A Kittitian National was among a number of persons , institutions, banks and organizations from which the US Department of Treasury have removed sanctions. According to a Wall Street Journal report by Samuel Rubenfeld the US Treasury’s Office of Foreign Assets Control (OFAC) lifted sanctions on Glenroy Matthew, of St. Kitts, who was sentenced in the U.S. for international drug trafficking.
In 2007 Matthew was convicted along with four others in a high profile international drug trafficking case.
The US Department of Drug Enforcement Administration stated in a Press release dated January 30th 2007 that on January 29, 2007, Glenroy Matthew was sentenced in the Southern District of Florida, to 135 months’ imprisonment, to be followed by 5 years of supervised release, for conspiring to import cocaine into the United States, in violation of Title 21, United States Code, Section 952(a) and 963. Matthew was the last of four defendants to be sentenced for participating in a conspiracy that was led by former Jamaican Shower Posse leader Charles “Little Nut” Miller.
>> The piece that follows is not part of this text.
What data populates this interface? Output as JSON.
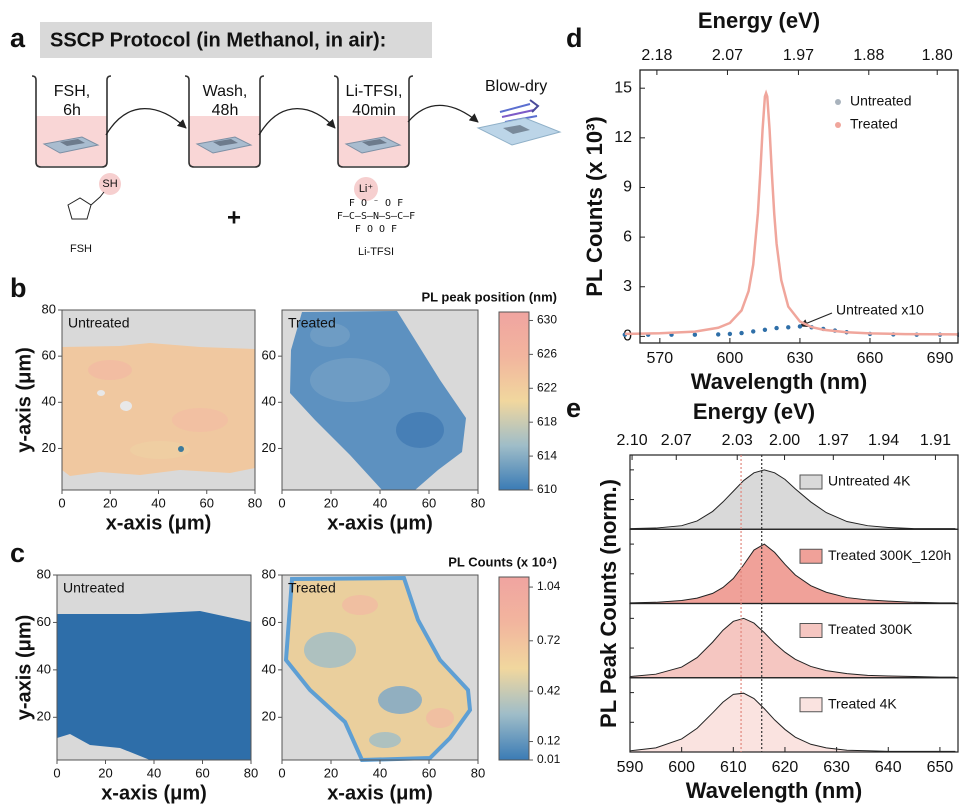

Rubenfeld reports that the OFAC also lifted sanctions on a number of other persons , including Nalinee Joy Taveesin, a Thai businesswoman who Treasury said in 2008 had facilitated a number of financial, real-estate and gem-related transactions on behalf of Zimbabwean first lady Grace Mugabe. Others included dead Zimbabwean politicians Amos Midzi, Sikhanyiso Ndlovu and Stanley Sakupwanya. OFAC also lifted sanctions on Mr. Ndlovu’s wife,Rose Jeane. Additionally family members in the Meza Flores Drug Trafficking Organization, Iqbal Mirchi, a dead former aide to alleged Indian terror mastermind Dawood Ibrahim, and Zynthia Borboa Zazueta, as well as an agricultural company and a retail clothing business she owns.
They petitioned for their removal from the U.S. blacklist, providing sufficient information that they’ve ended their involvement in drug trafficking, the spokeswoman said.